Lieut.-Col. C. J. PICKERING, C.M.G., D.S.O.

Lieut.-Col. G. K. SULLIVAN, O.B.E., M.C.

On October 21st, after a heavy trench-mortaring which destroyed several dugouts, the Battalion was relieved by the 1/4th Battalion King’s Own Yorkshire Light Infantry, and went back to the Canal Bank.

(c) The Wet Months.

Towards the end of October His Majesty the King visited Abeele, and there reviewed representatives of all the Divisions of the VI. Corps. To this review the Battalion sent a contingent[6] of twenty-five other ranks, under the command of Lieut. E. N. Marshall. Needless to say they were a carefully picked body of men, and it is worthy of note that the detachment from the 49th Division was specially commended by His Majesty for its smart turn-out that day.

At the end of the month the weather completely broke up and heavy rain became normal. The Battalion was in comparative comfort on the Canal Bank, but ominous reports soon began to come in from the units holding the line. Bad as these reports were, they were mild compared with the actual conditions under which the men were to exist for the next two months. On October 30th the Battalion relieved the 7th Battalion Duke of Wellington’s Regt. in the extreme left sector; and then began for it such a period of hardship and misery as it has never since been called upon to endure for so long a time.

In one way the telling of this part of the Battalion’s history is comparatively easy. During the earlier part of its stay in the Ypres Salient it had seldom done more than two tours in the same sector. But from the end of October, until it was finally relieved in December, the Battalion held no sector of the line except the extreme left; and, in every way, that sector was the worst on the divisional front. Its proximity to the opposing trenches, and the commanding position occupied by the Germans, have already been described. The trenches lay very little above the water level of the Ypres-Commines Canal and, as soon as the rains began, they naturally received much of the drainage from the Pilkem Ridge. They were badly sited and badly constructed. Consisting mainly of sandbag breast-works, they were the worst possible type to inhabit in wet weather. They had been considered the worst on the front during the fine weather; words cannot adequately describe what they became early in November.

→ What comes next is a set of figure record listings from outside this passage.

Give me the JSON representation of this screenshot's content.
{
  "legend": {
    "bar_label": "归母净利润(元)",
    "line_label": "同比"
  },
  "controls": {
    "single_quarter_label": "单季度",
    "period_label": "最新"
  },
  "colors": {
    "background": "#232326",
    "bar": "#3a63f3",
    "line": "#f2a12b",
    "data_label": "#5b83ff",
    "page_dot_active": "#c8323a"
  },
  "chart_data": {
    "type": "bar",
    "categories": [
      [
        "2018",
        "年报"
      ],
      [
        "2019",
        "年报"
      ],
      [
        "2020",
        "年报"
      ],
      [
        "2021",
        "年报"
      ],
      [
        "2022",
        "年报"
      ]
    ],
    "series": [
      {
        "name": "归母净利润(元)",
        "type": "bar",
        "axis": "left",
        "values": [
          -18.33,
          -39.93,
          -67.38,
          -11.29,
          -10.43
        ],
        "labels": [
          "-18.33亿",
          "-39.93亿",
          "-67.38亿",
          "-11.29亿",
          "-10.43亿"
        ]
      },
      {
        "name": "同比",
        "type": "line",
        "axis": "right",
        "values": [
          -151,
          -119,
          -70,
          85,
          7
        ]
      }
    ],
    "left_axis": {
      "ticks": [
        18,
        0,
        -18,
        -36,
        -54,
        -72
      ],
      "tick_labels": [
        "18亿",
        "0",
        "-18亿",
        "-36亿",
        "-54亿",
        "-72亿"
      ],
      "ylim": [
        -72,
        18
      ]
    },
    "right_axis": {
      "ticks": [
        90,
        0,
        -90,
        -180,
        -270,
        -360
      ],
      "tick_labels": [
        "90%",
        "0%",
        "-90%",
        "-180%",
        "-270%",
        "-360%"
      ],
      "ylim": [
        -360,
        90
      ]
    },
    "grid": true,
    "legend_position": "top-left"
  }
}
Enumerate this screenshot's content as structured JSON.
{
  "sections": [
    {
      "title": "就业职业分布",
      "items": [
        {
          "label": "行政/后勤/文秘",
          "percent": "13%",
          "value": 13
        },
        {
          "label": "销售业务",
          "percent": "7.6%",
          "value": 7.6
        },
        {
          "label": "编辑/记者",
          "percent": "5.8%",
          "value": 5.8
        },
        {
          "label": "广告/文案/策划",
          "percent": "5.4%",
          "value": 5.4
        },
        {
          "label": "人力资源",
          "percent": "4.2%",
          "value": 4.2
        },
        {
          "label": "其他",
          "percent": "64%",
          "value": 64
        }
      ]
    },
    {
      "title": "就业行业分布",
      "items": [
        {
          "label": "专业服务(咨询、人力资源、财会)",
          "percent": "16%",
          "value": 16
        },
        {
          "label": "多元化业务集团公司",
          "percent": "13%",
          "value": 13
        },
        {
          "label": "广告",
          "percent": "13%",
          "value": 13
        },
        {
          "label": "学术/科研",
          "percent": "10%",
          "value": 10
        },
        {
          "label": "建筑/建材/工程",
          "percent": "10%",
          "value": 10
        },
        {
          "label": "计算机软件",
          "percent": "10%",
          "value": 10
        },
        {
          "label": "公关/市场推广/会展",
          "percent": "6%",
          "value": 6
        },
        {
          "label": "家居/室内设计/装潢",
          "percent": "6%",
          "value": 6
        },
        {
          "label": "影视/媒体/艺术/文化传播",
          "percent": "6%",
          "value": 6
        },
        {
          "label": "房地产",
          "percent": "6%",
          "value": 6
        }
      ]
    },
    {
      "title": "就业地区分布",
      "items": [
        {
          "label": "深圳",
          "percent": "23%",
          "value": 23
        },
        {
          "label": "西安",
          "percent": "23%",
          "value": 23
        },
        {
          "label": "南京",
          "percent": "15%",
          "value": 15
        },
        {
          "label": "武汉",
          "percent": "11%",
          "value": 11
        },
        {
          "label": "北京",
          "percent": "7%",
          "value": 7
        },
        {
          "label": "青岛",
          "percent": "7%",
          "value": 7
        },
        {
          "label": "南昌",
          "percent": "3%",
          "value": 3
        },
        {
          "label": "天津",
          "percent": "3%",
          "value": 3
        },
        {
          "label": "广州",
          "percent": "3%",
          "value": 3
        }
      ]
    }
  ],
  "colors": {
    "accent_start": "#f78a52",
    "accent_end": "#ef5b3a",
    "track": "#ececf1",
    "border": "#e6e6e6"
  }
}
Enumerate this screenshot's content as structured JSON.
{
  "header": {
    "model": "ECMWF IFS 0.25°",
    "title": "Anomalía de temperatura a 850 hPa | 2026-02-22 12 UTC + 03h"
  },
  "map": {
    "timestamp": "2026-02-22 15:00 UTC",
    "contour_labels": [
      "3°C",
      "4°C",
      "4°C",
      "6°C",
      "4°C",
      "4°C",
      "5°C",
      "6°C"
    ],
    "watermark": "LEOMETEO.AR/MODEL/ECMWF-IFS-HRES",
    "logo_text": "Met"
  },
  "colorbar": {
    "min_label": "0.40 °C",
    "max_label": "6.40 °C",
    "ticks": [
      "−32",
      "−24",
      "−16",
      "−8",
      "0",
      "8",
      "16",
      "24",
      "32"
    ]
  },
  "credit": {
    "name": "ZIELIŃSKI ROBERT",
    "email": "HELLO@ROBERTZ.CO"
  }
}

When the Battalion took over the sector on October 30th the trenches were already in an appalling condition. The front line was in places more than two feet deep in semi-liquid mud, and parts of it were entirely isolated from neighbouring posts, except by cross-country routes; stretches of the communication trenches were waist deep in water. And this was the result of only about two days of steady rain! For the next two months the conditions gradually became worse and worse; occasional short frosts gave a little temporary relief, but the thaws which followed them only made the trenches more awful than before. Thoroughly undermined by water, the revetments bulged and caved in, literally before the eyes of the men. In a few days, hundreds of yards of trenches had become nothing but cavities filled with mud and water. The shelters of the sector had never been protection against anything but bullets and the weather. They ceased to be even that now. Water from the trenches overflowed into them and flooded the floors, their supports were undermined, and one by one they collapsed, often causing casualties to the men who occupied them, until scarcely a habitable one remained near the front line. The enemy made full use of his higher position. Pumping the water out of his own line, he allowed it to flow across No Man’s Land into the British line. Often the water was so deep in the trenches that thigh-boots became useless. Had there been a well-planned system of drainage, something might have been done. But it was only the coming of the rain that opened the eyes of the authorities to the condition of the sector, and the drainage scheme which was then started was never far enough advanced to be of much use while the 49th Division was there. What was to be done with the water? Most of it had to stop where it was. Occasionally it was possible to divert a little of it elsewhere—in some cases, it is feared, into other people’s lines. Only in one small trench on the extreme left could it be turned back into the enemy lines, and, in order to effect that desirable operation, the whole had to flow right along the British front line first.

The utter collapse, and consequent evacuation, of long stretches of the line considerably altered the method of holding it. Many of the posts were completely cut off from one another, except by movement across the open. Such movement was extremely hazardous by day, for the enemy snipers and machine gunners were only too ready to take advantage of the many opportunities which the new state of affairs gave them. With parapets sliding in and trenches filling, it was soon impossible for a man to move about in daylight without exposing himself. By night there was an additional danger. It required a man, with a very good sense of direction, to move over that area of water-logged and derelict trenches without losing his way. The case of Pte. T. Atkinson—the first prisoner the enemy secured from the Battalion—was a good illustration of this. In company with another man, he had successfully delivered rations to an isolated front line post, but, on the way back, the two disagreed about the direction of their own lines and separated, each going his own way. The other man rejoined his platoon in safety; Pte. Atkinson, apparently, walked straight across No Man’s Land into the arms of the enemy.